The abstract follows: Pair programming is a practice in which two programmers work collaboratively at one computer, on the same design, algorithm, or code. Prior research indicates that pair programmers produce higher quality code in essentially half the time taken by solo programmers. The authors organized an experiment to assess the efficacy of pair programming in an introductory Computer Science course. Their results indicate that pair programming creates a laboratory environment conducive to more advanced, active learning than traditional labs; students and lab instructors report labs to be more productive and less frustrating.
“In 1969, the year of our first SIGCSE symposium, computing education was a niche specialty” explains SIGCSE Board Chair Amber Settle of DePaul University, of Chicago, USA. “Today, it is an essential skill students need to prepare for the workforce. Computing has become one of the most popular majors in higher education, and more and more students are being introduced to computing in K-12 settings. The Top Ten Symposium Papers of All Time Award will emphasize the outstanding research that underpins and informs how students of all ages learn computing. We also believe that highlighting excellent research will inspire others to enter the computing education field and make their own contributions.”
The co-authors of each top paper will receive a plaque, free conference registration for one co-author to accept the award, and up to a total of $2,000 that can be used toward travel for all authors of the top ranked paper. To read more about the papers on the Top Ten list, please click here.
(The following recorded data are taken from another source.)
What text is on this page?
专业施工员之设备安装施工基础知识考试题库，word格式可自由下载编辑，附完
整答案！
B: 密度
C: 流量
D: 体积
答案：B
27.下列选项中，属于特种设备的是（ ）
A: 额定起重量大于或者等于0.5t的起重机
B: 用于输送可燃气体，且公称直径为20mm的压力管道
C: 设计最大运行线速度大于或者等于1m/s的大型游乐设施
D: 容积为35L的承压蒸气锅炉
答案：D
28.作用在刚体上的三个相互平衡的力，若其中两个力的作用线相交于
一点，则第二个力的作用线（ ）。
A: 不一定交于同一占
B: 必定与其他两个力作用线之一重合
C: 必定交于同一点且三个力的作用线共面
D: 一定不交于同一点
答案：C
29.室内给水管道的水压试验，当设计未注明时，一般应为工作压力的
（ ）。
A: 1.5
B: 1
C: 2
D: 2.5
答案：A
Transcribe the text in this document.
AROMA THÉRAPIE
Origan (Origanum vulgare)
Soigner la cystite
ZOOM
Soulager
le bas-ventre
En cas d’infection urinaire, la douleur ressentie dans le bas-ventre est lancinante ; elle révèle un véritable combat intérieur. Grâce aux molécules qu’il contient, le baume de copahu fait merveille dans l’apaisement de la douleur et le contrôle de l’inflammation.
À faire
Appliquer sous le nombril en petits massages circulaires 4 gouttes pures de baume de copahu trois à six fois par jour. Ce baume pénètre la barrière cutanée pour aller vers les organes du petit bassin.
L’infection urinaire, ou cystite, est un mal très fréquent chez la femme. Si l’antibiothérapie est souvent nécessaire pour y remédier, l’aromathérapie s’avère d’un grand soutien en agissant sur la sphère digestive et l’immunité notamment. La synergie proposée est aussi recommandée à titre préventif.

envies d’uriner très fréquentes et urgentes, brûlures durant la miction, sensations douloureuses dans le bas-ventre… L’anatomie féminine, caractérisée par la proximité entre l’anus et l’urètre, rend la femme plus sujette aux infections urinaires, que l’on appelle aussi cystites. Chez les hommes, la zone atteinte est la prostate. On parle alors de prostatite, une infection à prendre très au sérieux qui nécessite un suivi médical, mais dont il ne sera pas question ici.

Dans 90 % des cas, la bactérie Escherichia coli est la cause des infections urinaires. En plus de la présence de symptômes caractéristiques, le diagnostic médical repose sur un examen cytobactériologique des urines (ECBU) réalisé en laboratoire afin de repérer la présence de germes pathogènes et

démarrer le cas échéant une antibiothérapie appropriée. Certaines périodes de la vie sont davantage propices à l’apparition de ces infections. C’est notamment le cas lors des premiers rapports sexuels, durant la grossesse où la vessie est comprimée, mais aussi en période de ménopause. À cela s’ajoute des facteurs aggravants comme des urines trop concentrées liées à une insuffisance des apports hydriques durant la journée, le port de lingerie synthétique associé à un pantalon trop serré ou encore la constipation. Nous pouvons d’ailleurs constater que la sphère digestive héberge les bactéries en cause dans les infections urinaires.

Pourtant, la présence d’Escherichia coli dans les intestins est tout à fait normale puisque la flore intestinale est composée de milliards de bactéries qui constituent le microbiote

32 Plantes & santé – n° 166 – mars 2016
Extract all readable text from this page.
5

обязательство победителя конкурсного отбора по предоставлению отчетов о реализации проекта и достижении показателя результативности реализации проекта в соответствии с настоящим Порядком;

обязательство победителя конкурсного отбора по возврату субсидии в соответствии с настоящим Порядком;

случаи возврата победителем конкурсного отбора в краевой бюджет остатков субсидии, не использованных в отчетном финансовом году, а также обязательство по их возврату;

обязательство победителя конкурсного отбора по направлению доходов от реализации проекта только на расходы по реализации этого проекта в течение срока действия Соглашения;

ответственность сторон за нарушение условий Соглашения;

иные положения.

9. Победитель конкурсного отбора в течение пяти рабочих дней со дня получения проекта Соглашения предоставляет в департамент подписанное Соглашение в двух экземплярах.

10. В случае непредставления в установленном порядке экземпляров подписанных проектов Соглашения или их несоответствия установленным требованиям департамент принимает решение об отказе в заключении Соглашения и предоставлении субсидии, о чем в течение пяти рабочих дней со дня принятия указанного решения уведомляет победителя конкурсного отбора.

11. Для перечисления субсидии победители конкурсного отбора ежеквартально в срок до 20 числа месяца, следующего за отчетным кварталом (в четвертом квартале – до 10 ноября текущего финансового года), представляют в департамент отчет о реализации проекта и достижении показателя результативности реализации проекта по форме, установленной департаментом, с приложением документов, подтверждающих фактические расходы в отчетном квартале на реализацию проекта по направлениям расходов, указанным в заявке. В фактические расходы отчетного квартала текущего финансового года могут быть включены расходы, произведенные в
NC State had a strong showing at this year’s SIGCSE Technical Symposium with at least 27 faculty and students attending. According to Dr. Sarah Heckman, Director of Undergraduate Programs and Teaching Associate Professor who served as co-program chair of the conference, this was the most well attended conference (1,809) with the most papers ever accepted (169). And finally, PhD student Sean Mealin received a 1st Best Paper award in the Experience Report and Tools track on a paper co-authored with Andreas Stefik, Richard E. Ladner, and William Allee on "Computer Science Principles for Teachers of Blind and Visually Impaired Students." (See related story.)
The Special Interest Group on Computer Science Education of the Association for Computing Machinery (ACM SIGCSE) is a community of approximately 2,600 people who, in addition to their specialization within computing, have a strong interest in the quality of computing education. SIGCSE provides a forum for educators to discuss the problems concerned with the development, implementation, and/or evaluation of computing programs, curricula, and courses, as well as syllabi, laboratories, and other elements of teaching and pedagogy.